En cartas a las monjas de
Segovia que sentían mucho lo sucedido él les dice: «Habiendo su Majestad ordenádolo así, es lo JUAN DE LA CRUZ que todos más nos
conviene». Y es una gran merced del Señor para él. En otra carta dirá: «De lo
que a mí toca, hija, no le dé pena, que ninguna a mí me da. De lo que la
tengo muy grande es de que se eche culpa a quien no la tiene; porque estas
cosas no las hacen los hombres, sino Dios que sabe lo que nos conviene y las
ordena para nuestro bien»; y su remedio final es: «y adonde no hay amor,
ponga amor, y sacará amor». Aunque se muestra así de decidido no obstante
debía andar un poco bajo de ánimo cuando en otra misiva, vuelto a Segovia
para despedirse antes de partir para Andalucía, dice a la Priora de Segovia: «Yo le
agradezco que me envía a llamar determinada y claramente, porque así no
tendrán lugar para hacérmelo dilatar mis perplejidades; y así hacerlo he
cierto mañana, aunque no hiciera tan buen tiempo ni yo estuviera tan bueno».
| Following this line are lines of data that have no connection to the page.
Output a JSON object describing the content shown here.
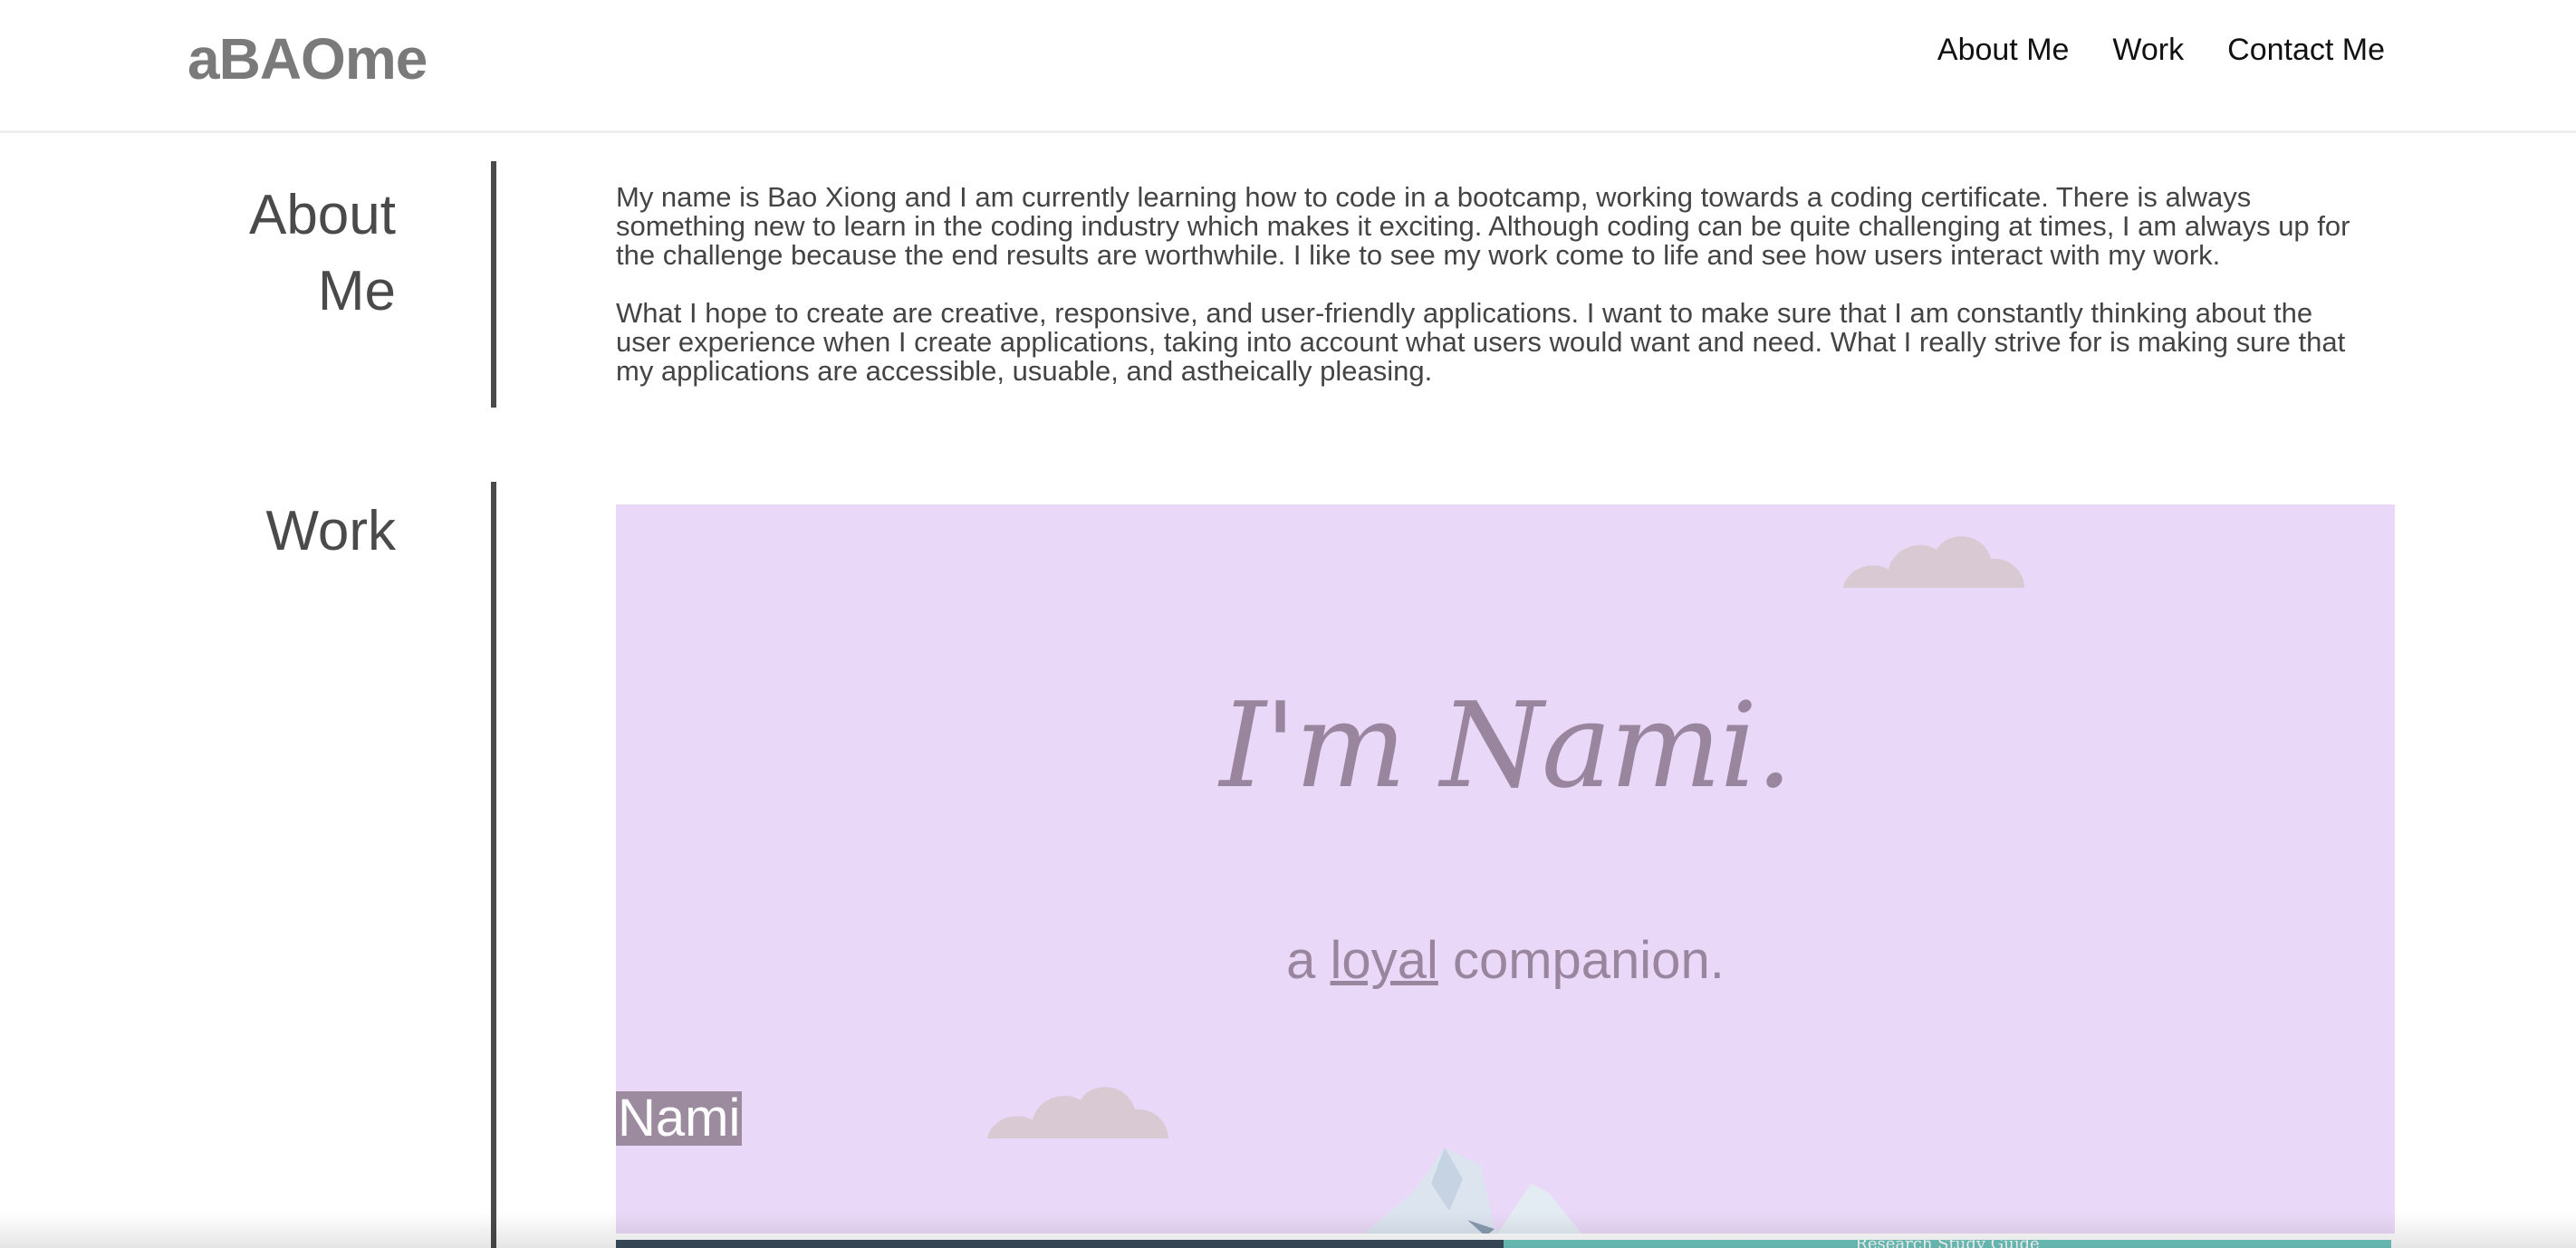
{
  "header": {
    "logo": "aBAOme",
    "nav": [
      "About Me",
      "Work",
      "Contact Me"
    ]
  },
  "about": {
    "title_line1": "About",
    "title_line2": "Me",
    "paragraphs": [
      "My name is Bao Xiong and I am currently learning how to code in a bootcamp, working towards a coding certificate. There is always something new to learn in the coding industry which makes it exciting. Although coding can be quite challenging at times, I am always up for the challenge because the end results are worthwhile. I like to see my work come to life and see how users interact with my work.",
      "What I hope to create are creative, responsive, and user-friendly applications. I want to make sure that I am constantly thinking about the user experience when I create applications, taking into account what users would want and need. What I really strive for is making sure that my applications are accessible, usuable, and astheically pleasing."
    ]
  },
  "work": {
    "title": "Work",
    "projects": [
      {
        "hero_title": "I'm Nami.",
        "hero_sub_prefix": "a ",
        "hero_sub_underlined": "loyal",
        "hero_sub_suffix": " companion.",
        "label": "Nami",
        "background": "#e9d8f7"
      },
      {
        "caption": "Research Study Guide"
      }
    ]
  },
  "colors": {
    "accent_text": "#9a859f",
    "divider": "#4a4a4a",
    "cloud": "#d9c9d3"
  }
}
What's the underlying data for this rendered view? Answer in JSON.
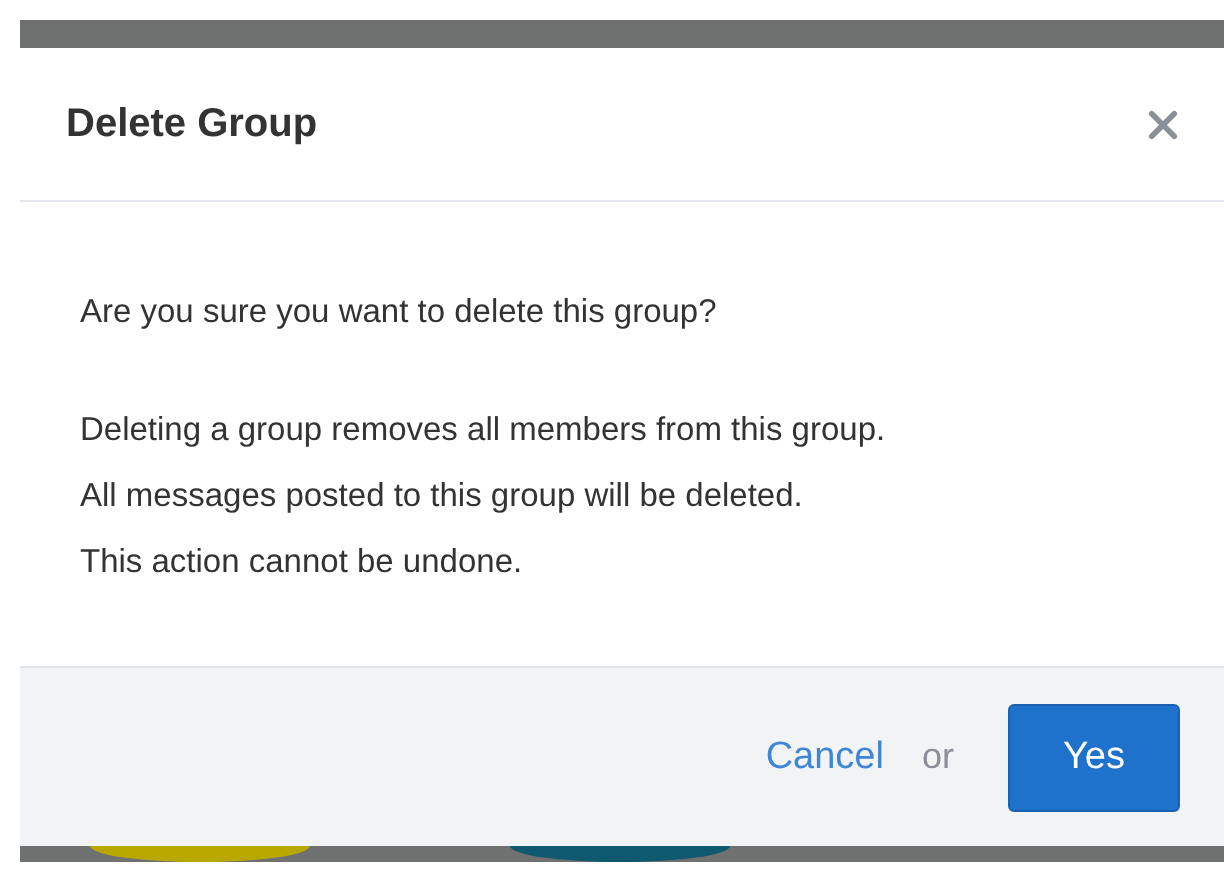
{
  "dialog": {
    "title": "Delete Group",
    "question": "Are you sure you want to delete this group?",
    "details": [
      "Deleting a group removes all members from this group.",
      "All messages posted to this group will be deleted.",
      "This action cannot be undone."
    ],
    "footer": {
      "cancel": "Cancel",
      "separator": "or",
      "confirm": "Yes"
    }
  }
}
Estado de ánimo combatido por «mis perplejidades» de modo que necesita esa
ayuda, ese empujón ajeno.
Ya en su carta del 21 de
septiembre de 1591 vuelve a hablar de sí mismo con una serie de detalles:
«Mañana me voy a Ubeda a curar de unas
calenturillas, que, como ha más de ocho días que me dan cada día y no se me
quitan, paréceme habré menester ayuda de medicina; pero con intento de
volverme luego aquí, que cierto, en esta soledad me hallo muy bien».
Ante quienes temía que aquel
Diego Evangelista y compañía iban a ser capaces de quitar el hábito a Juan de
la Cruz él
escribe a uno de sus íntimos: «Hijo, no le dé pena eso, porque el hábito no
me lo pueden quitar sino por incorregible o inobediente, y yo estoy muy
aparejado para en mandarme de todo lo que hubiere errado y para obedecer en
cualquier penitencia que me dieren».
Aquí está Juan de la Cruz de cuerpo entero y bien
mazizado de virtudes: humildad y
grandeza
de ánimo, fortaleza.
Termino con esta pequeña
anécdota: un día está fray Juan en su convento de Granada trabajando en la
huerta. Llega un religioso muy famoso de otra Orden a visitarlo. Y al verlo
así sudoroso y con su azadón en la mano le dice: «Vuestra paternidad debe ser
hijo de algún labrador, pues tanto gusta de la huerta, que nunca le vemos por
allá». Fray Juan responde rápido:
«No soy tanto como eso, que hijo
soy de un pobre tejedor».
¡Y qué bien que aprendió a tejer
el tapiz de la perfección y a configurar la imagen de Cristo!